By Guillermo Alvarado

I said in a previous commentary that the winds of progressive change are blowing in Latin America and the Caribbean, after the successive victories of Luis Arce in Bolivia, Pedro Castillo in Peru, Xiomara Castro in Honduras and Gabriel Boric in Chile, in addition to the reelection of Daniel Ortega in Nicaragua.

It is clear that each of these arrivals to the presidential chair has a particular significance, both for the scope of the transformations they will achieve within their countries, as well as for their weight in the regional integration process, but there is no doubt that all of them are positive.

This is a trend that could be consolidated in 2022, when three electoral processes will be held in Costa Rica, Colombia and Brazil, the last two of tremendous importance.

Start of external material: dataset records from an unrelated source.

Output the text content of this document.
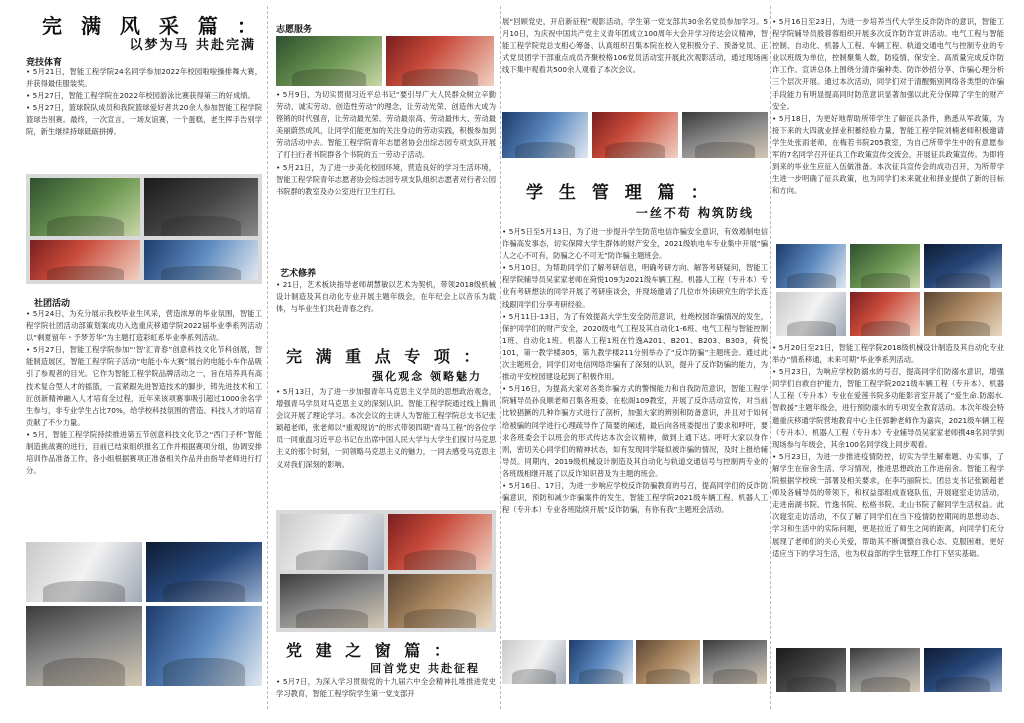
完 满 风 采 篇 ：
以梦为马 共赴完满
竞技体育

• 5月21日，智能工程学院24名同学参加2022年校园啦啦操排舞大赛，并获得最佳服装奖。

• 5月27日，智能工程学院在2022年校园游泳比赛获得第三的好成绩。

• 5月27日，篮球院队成员和我院篮球爱好者共20余人参加智能工程学院篮球告别赛。最终，一次宣言，一场友谊赛，一个蛋糕，老生挥手告别学院，新生继续持球砥砺拼搏。

社团活动

• 5月24日，为充分展示我校毕业生风采，营造浓厚的毕业氛围，智能工程学院社团活动部策划案成功入选重庆移通学院2022届毕业季系列活动以“剩夏留年・予梦芳华”为主题打造彩虹系毕业季系列活动。

• 5月27日，智能工程学院参加“‘智’汇青春”创意科技文化节科创展，智能制造展区，智能工程学院子活动“电能小车大赛”展台的电能小车作品吸引了参观者的目光。它作为智能工程学院品牌活动之一，旨在培养具有高技术复合型人才的摇篮，一直紧跟先进智造技术的脚步，铸先进技术和工匠创新精神融入人才培育全过程，近年来该项赛事吸引超过1000余名学生参与，非专业学生占比70%，给学校科技氛围的营造、科技人才的培育贡献了不少力量。

• 5月，智能工程学院持续推进第五节创意科技文化节之“西门子杯”智能制造挑战赛的进行，目前已结束组织报名工作并根据赛项分组，协调安排培训作品准备工作，各小组根据赛项正准备相关作品并由指导老师进行打分。

志愿服务

• 5月9日，为切实贯彻习近平总书记“要引导广大人民群众树立辛勤劳动、诚实劳动、创造性劳动”的理念，让劳动光荣、创造伟大成为铿锵的时代强音，让劳动最光荣、劳动最崇高、劳动最伟大、劳动最美丽蔚然成风，让同学们能更加的关注身边的劳动实践，积极参加到劳动活动中去。智能工程学院青年志愿者协会出综志园专项支队开展了打扫行者书院群各个书院的五一劳动子活动。

• 5月21日，为了进一步美化校园环境，营造良好的学习生活环境，智能工程学院青年志愿者协会综志园专项支队组织志愿者对行者公园书院群的教室及办公室进行卫生打扫。

艺术修养

• 21日，艺术板块指导老师胡慧敏以艺术为契机，带领2018级机械设计制造及其自动化专业开展主题年级会，在年纪会上以音乐为载体，与毕业生们共赴青春之约。

完 满 重 点 专 项 ：
强化观念 领略魅力

• 5月13日，为了进一步加强青年马克思主义学员的思想政治观念，增强青马学员对马克思主义的深刻认识。智能工程学院通过线上腾讯会议开展了理论学习。本次会议的主讲人为智能工程学院总支书记张颖超老师，张老师以“重观现访”的形式带领四期“青马工程”的各位学员一同重温习近平总书记在出席中国人民大学与大学生们探讨马克思主义的那个时刻，一同领略马克思主义的魅力，一同去感受马克思主义对我们深刻的影响。

党 建 之 窗 篇 ：
回首党史 共赴征程

• 5月7日，为深入学习贯彻党的十九届六中全会精神扎堆推进党史学习教育，智能工程学院学生第一党支部开

展“回顾党史，开启新征程”观影活动，学生第一党支部共30余名党员参加学习。5月10日，为庆祝中国共产党主义青年团成立100周年大会开学习传达会议精神，智能工程学院党总支相心筹备、认真组织召集本院在校入党积极分子、预备党员、正式党员团学干部重点成员齐聚校格106党员活动室开展此次观影活动，通过现场画线下集中观看共500余人观看了本次会议。

学 生 管 理 篇 ：
一丝不苟 构筑防线

• 5月5日至5月13日，为了进一步提升学生防范电信诈骗安全意识，有效遏制电信诈骗高发事态，切实保障大学生群体的财产安全，2021级轨电车专业集中开展“骗人之心不可有，防骗之心不可无”防诈骗主题班会。

• 5月10日，为帮助同学们了解考研信息，明确考研方向、解答考研疑问，智能工程学院辅导员吴家家老师在荷悦109为2021级车辆工程、机器人工程（专升本）专业有考研想法的同学开展了考研座谈会，并现场邀请了几位市外读研究生的学长连线跟同学们分享考研经验。

• 5月11日-13日，为了有效提高大学生安全防范意识，杜绝校园诈骗情况的发生，保护同学们的财产安全，2020级电气工程及其自动化1-6班、电气工程与智能控制1班、自动化1班、机器人工程1班在竹逸A201、B201、B203、B303，荷悦101，第一教学楼305，第九教学楼211分别举办了“反诈防骗”主题班会。通过此次主题班会，同学们对电信网络诈骗有了深刻的认识，提升了反诈防骗的能力，为推动平安校园建设起到了积极作用。

• 5月16日，为提高大家对各类诈骗方式的警惕能力和自我防范意识，智能工程学院辅导员孙良顺老师召集各班委，在松阁109教室，开展了反诈活动宣传，对当前比较猖獗的几种诈骗方式进行了剖析，加强大家的辨别和防备意识，并且对于如何给被骗的同学进行心理疏导作了简要的阐述，最后向各班委提出了要求和呼吁，要求各班委会于以班会的形式传达本次会议精神，做到上通下达。呼吁大家以身作则，密切关心同学们的精神状态，如有发现同学疑似被诈骗的情况，及时上报给辅导员。同期内，2019级机械设计制造及其自动化与轨道交通信号与控制两专业的各班级相继开展了以反诈知识普及为主题的班会。

• 5月16日、17日，为进一步响应学校反诈防骗教育的号召，提高同学们的反诈防骗意识，预防和减少诈骗案件的发生，智能工程学院2021级车辆工程、机器人工程（专升本）专业各班陆续开展“反诈防骗，有你有我”主题班会活动。

• 5月16日至23日，为进一步培养当代大学生反诈防诈的意识，智能工程学院辅导员殷蓉蓉组织开展多次反诈防诈宣讲活动。电气工程与智能控制、自动化、机器人工程、车辆工程、轨道交通电气与控制专业的专业以班级为单位，控制聚集人数，防疫情、保安全、高质量完成反诈防诈工作。宣讲总体上围绕分清诈骗种类、防诈妙招分享、诈骗心理分析三个层次开展。通过本次活动，同学们对于清醒甄别网络各类型的诈骗手段能力有明显提高同时防范意识显著加强以此充分保障了学生的财产安全。

• 5月18日，为更好地帮助所带学生了解征兵条件，熟悉从军政策，为接下来的大四就业择业积蓄经验力量，智能工程学院刘楠老师积极邀请学生处张雨老师，在梅若书院205教室，为自己所带学生中的有意愿参军的7名同学召开征兵工作政策宣传交流会，开展征兵政策宣传。为即将到来的毕业生应征入伍做准备。本次征兵宣传会的成功召开，为所带学生进一步明确了征兵政策，也为同学们未来就业和择业提供了新的目标和方向。

• 5月20日至21日，智能工程学院2018级机械设计制造及其自动化专业举办“情系移通，未来可期”毕业季系列活动。

• 5月23日，为响应学校防溺水的号召，提高同学们防溺水意识，增强同学们自救自护能力，智能工程学院2021级车辆工程（专升本）、机器人工程（专升本）专业在爱莲书院多功能影音室开展了“爱生命.防溺水.智救援”主题年级会，进行预防溺水的专项安全教育活动。本次年级会特邀重庆移通学院营地教育中心主任郭翀老师作为嘉宾，2021级车辆工程（专升本）、机器人工程（专升本）专业辅导员吴家家老师携48名同学到现场参与年级会，其余100名同学线上同步观看。

• 5月23日，为进一步推进疫情防控，切实为学生解难题、办实事，了解学生在宿舍生活、学习情况，推进思想政治工作进宿舍。智能工程学院根据学校统一部署及相关要求，在李巧丽院长、团总支书记张颖超老师及各辅导员的带领下，和权益部组成查寝队伍，开展寝室走访活动，走进南湖书院、竹逸书院、松格书院、北山书院了解同学生活权益。此次寝室走访活动，不仅了解了同学们在当下疫情防控期间的思想动态、学习和生活中的实际问题，更是拉近了师生之间的距离，向同学们充分展现了老师们的关心关爱，帮助其不断调整自我心态、克服困难，更好适应当下的学习生活，也为权益部的学生管理工作打下坚实基础。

In the case of Costa Rica, no major significance is expected because of the more than twenty candidates that will run on February 6, the ones with the greatest possibilities of winning at the polls belong to conservative currents or, if anything, tending more towards the center of the political spectrum.

This is not the case in Colombia, where dissatisfaction with years of neoliberalism could defeat the current led from the shadows by former President Alvaro Uribe.

For the initial round on May 29 and the second round scheduled for June 19, opinion polls are in favor of the economist, former guerrilla fighter and former mayor of Bogota, Gustavo Petro, which would bring a representative of the left to the presidency for the first time in the history of that country.

Voting is a few months away, but insecurity, repeated assassinations of social leaders and poverty are daily undermining the radical right's chances of retaining power.

In Brazil, although former governor Luis Inacio Lula da Silva has not yet confirmed his candidacy for the Planalto Palace, he is leading in all polls of voting intentions, especially if he faces Jair Bolsonaro.

Lula promised that in February or March he will announce whether he will compete again for the presidential chair, although many already see him back at the head of the Workers' Party.

These are perspectives that undoubtedly keep many people in Washington awake at night, where the machinery must already be in motion to prevent these fresh winds from spreading throughout the area.

Times of battle are coming in which everyone must be in their own trenches to protect what has already been won and advance towards new conquests.